Éducation en déroute : le RN promet des diplômes, mais oublie les élèves en détresse !
Le fait principal
La France, autrefois fière de son éducation et de sa puissance économique, se retrouve aujourd’hui à la traîne, tant sur le plan scolaire que sur celui de la croissance. Dans le dernier classement Pisa, notre pays a chuté à la 27e place, une dégringolade de 14 places en un quart de siècle.
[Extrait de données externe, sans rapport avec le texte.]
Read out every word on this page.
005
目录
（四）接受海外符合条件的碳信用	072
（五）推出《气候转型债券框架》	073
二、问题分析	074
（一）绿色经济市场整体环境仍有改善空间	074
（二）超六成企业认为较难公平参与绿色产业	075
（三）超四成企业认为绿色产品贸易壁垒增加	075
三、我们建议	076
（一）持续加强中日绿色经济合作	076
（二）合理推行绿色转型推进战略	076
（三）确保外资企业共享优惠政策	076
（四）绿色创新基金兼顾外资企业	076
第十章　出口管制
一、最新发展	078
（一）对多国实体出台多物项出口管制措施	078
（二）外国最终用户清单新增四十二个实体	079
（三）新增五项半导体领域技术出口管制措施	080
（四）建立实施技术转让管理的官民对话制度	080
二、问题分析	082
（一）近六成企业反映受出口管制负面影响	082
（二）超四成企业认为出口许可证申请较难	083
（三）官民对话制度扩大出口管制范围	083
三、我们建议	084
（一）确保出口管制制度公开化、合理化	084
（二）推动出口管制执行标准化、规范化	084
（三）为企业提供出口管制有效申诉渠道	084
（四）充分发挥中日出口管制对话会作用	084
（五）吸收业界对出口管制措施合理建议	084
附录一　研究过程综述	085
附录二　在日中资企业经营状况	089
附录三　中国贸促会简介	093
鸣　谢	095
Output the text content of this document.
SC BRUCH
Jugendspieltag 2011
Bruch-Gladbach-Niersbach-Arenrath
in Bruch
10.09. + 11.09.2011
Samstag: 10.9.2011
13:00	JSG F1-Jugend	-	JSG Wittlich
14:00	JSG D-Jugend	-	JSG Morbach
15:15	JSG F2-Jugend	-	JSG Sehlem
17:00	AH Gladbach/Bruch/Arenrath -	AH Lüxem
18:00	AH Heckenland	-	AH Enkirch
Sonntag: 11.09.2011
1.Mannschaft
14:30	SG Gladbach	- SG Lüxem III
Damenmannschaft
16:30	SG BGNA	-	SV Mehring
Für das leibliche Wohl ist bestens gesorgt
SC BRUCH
Cette chute s’accompagne d’une baisse tout aussi préoccupante du PIB par habitant, illustrant un décrochage économique alarmant.
Ce qui s’est passé
Le classement Pisa, qui évalue les compétences des élèves de 15 ans dans le monde entier, révèle une réalité inquiétante : la France ne figure plus parmi les leaders. En parallèle, notre PIB par habitant a également chuté d’une quinzaine de places, nous laissant avec notre score le plus bas à ce jour. Pendant ce temps, le coût de notre dette explose, atteignant 65 milliards d’euros en 2026, un montant qui dépassera même le budget de l’éducation. Une ironie cruelle, n’est-ce pas ?
Le contexte
La dégradation de notre système éducatif et de notre économie ne peut être considérée comme un simple hasard. Les économistes Eric Hanushek et Ludger Woessmann, spécialistes de l’éducation, affirment que les compétences de la main-d’œuvre sont directement liées à la croissance économique. En d’autres termes, l’incompétence d’aujourd’hui se traduit par une pauvreté économique demain. Pendant que des pays comme Singapour et la Corée du Sud brillent dans ces classements, la France semble coincée dans un cycle de déclin.
Les chiffres à retenir
– France au classement Pisa : 27e place (contre 13e en 2000).- Chute de 14 places en 25 ans.- PIB par habitant : chute d’une quinzaine de places.- Coût des intérêts sur la dette : 65 milliards d’euros en 2026, supérieur au budget de l’éducation.
Ce que cela révèle
Ces chiffres sont révélateurs d’un malaise profond. Alors que le gouvernement prône des plans de relance et des aides, la réalité est que ces mes créent une addiction à l’assistance, étouffant ainsi l’initiative individuelle. L’éducation, pilier de notre avenir économique, est sacrifiée sur l’autel d’une gestion budgétaire désastreuse. En fin de compte, nos enfants ne sont pas seulement les victimes d’un système éducatif défaillant ; ils sont les moteurs de la croissance de demain, et, hélas, ils ne sont pas prêts.
Ce qu’il faut retenir
La France est à un tournant décisif. Le décrochage scolaire et économique n’est pas une fatalité, mais un choix politique. En continuant sur cette voie, nous nous dirigeons vers une impasse. Si nous ne prenons pas conscience de l’urgence de la situation, nous risquons de voir notre pays sombrer encore plus profondément dans l’oubli économique.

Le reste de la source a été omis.